Questionnements et débats
L’usage fait des drones, que ce soit dans le domaine civil ou dans le cadre de conflit armé, suscite des inquiétudes et des débats. En plus des questionnements quant à la sécurisation des zones urbaines et industries de souveraineté, l’utilisation de drones armés dans le domaine militaire pose problème. D’après Jean-Baptiste Jeangène Vilmer (dossier « Armées d’aujourd’hui » n°393), les drones armés participent et renforcent le caractère asymétrique des conflits armés en cours. Le débat, précise M. Vilmer, a cours aussi bien lorsque les pays utilisent des drones armes que lorsqu’ils disposent de drones armables. Les préoccupations éthiques majeures trouvent leur origine dans les opérations menées par les États-Unis au Pakistan et au Yémen, notamment avec l’élargissement de la définition de cible. En effet, regrette M. Vilmer, les cibles des drones armés américains ne sont plus exclusivement les personnalités « de grande valeur » mais tout militant présumé. Ce périmètre peu clair et peu encadré a conduit à de nombreux abus lesquels invalident la rhétorique de « la guerre zéro mort ». Cette dernière peut avoir des effets pervers : M. Vilmer met en garde contre la croyance que l’utilisation de drones armés permet « la guerre zéro mort » car une telle conception peut entraîner une augmentation du nombre de conflits.

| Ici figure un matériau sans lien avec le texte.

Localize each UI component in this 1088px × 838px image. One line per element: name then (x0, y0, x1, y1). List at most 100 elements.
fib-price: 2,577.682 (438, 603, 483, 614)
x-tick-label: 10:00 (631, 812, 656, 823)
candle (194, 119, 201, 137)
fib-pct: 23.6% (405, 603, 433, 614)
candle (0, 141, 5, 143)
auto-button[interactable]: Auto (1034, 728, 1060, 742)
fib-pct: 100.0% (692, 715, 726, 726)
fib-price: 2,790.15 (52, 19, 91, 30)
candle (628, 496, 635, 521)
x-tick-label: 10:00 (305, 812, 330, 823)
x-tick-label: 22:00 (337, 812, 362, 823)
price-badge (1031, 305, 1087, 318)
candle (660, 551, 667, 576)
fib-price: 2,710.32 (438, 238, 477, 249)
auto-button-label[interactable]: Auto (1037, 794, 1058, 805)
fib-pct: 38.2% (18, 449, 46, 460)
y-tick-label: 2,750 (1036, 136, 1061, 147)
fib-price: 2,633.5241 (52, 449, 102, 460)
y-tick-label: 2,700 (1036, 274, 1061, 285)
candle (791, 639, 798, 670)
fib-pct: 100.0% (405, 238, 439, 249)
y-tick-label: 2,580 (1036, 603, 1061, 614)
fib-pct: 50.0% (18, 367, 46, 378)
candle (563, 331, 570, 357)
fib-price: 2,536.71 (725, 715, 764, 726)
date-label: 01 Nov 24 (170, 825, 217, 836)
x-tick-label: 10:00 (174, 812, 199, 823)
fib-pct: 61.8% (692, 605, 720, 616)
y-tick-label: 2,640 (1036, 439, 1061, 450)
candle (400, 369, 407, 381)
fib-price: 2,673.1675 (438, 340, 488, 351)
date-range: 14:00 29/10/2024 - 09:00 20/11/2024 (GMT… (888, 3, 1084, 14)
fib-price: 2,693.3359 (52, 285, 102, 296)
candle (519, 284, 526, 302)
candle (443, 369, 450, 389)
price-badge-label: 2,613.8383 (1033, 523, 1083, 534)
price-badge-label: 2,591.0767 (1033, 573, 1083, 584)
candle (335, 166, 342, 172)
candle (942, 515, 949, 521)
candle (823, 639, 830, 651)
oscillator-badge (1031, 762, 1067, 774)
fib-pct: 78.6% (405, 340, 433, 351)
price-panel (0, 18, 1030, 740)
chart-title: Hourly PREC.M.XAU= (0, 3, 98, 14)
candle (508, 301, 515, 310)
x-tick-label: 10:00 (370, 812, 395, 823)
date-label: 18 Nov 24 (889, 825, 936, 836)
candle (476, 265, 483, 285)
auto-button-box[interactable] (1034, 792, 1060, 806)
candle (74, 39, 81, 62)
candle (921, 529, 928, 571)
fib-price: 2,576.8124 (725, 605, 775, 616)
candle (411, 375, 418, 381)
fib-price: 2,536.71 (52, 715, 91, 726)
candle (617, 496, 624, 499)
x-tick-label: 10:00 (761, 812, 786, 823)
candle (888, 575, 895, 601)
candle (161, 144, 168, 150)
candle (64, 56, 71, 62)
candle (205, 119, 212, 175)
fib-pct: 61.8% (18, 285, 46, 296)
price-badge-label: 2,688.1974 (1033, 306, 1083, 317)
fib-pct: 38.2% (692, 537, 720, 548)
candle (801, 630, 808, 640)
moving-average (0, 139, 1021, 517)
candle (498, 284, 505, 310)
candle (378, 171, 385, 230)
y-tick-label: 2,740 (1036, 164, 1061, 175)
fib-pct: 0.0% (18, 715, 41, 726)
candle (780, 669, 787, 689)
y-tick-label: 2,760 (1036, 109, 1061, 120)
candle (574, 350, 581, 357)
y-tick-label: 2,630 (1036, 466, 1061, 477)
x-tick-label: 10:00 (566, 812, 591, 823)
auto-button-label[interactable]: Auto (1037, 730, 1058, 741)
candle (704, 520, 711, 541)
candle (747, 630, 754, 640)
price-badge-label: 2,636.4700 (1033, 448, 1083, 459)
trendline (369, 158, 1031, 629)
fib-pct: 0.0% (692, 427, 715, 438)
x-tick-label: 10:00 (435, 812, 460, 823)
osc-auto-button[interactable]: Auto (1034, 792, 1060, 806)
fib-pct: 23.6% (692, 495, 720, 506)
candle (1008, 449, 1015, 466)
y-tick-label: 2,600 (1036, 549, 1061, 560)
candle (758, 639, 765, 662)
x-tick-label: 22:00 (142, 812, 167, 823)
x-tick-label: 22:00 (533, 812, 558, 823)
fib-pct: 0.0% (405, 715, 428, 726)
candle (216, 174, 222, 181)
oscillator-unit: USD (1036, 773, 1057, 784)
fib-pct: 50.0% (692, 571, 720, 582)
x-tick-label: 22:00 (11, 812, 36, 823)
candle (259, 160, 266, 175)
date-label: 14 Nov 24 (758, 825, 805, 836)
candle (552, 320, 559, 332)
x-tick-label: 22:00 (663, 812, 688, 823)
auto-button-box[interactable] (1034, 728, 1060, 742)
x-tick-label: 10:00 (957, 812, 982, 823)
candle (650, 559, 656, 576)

En dehors des effets pervers, d’autres craintes sont énoncées. Ainsi par exemple, les drones sont dénoncés car étant « l’arme du lâche » (« La France rattrape son retard militaire dans les drones », L’Opinion). Contre ces considérations métaphoriques, L’Opinion fait également place aux des voix soulignant que, au contraire, « cette nouvelle arme permet de respecter les principes fondamentaux du droit de la guerre ». Ainsi, la question est ramené au droit international humainitaire. Le prof. Lagrange, cité par L’Opinion, fait le distinguo entre technologie et usage qui en est fait ; selon lui, la polémique est seulement due à l’usage fait des drones au Pakistan et au Yémen. La position du CICR (« Les drones armés doivent être utilisés dans le respect des lois ») est en accord avec le nuance introduit par le Prof. Lagrange. Le CICR insiste cependant sur la difficulté toujours croissante de clairement distinguer entre les différents types de situations de violence. Ce sont celles-ci qui déterminent l’usage à faire des drones armés. Le CICR souligne également la prise en compte nécessaire mais actuellement absente du traumatisme psychologique qui semblerait causé par les drones survolant des territoires de civils. Il s’agit d’un effet de l’utilisation des drones armés qui doit également être apprécié au regard du droit international humanitaire, appréciation très difficile à réaliser de par le manque d’informations pertinentes.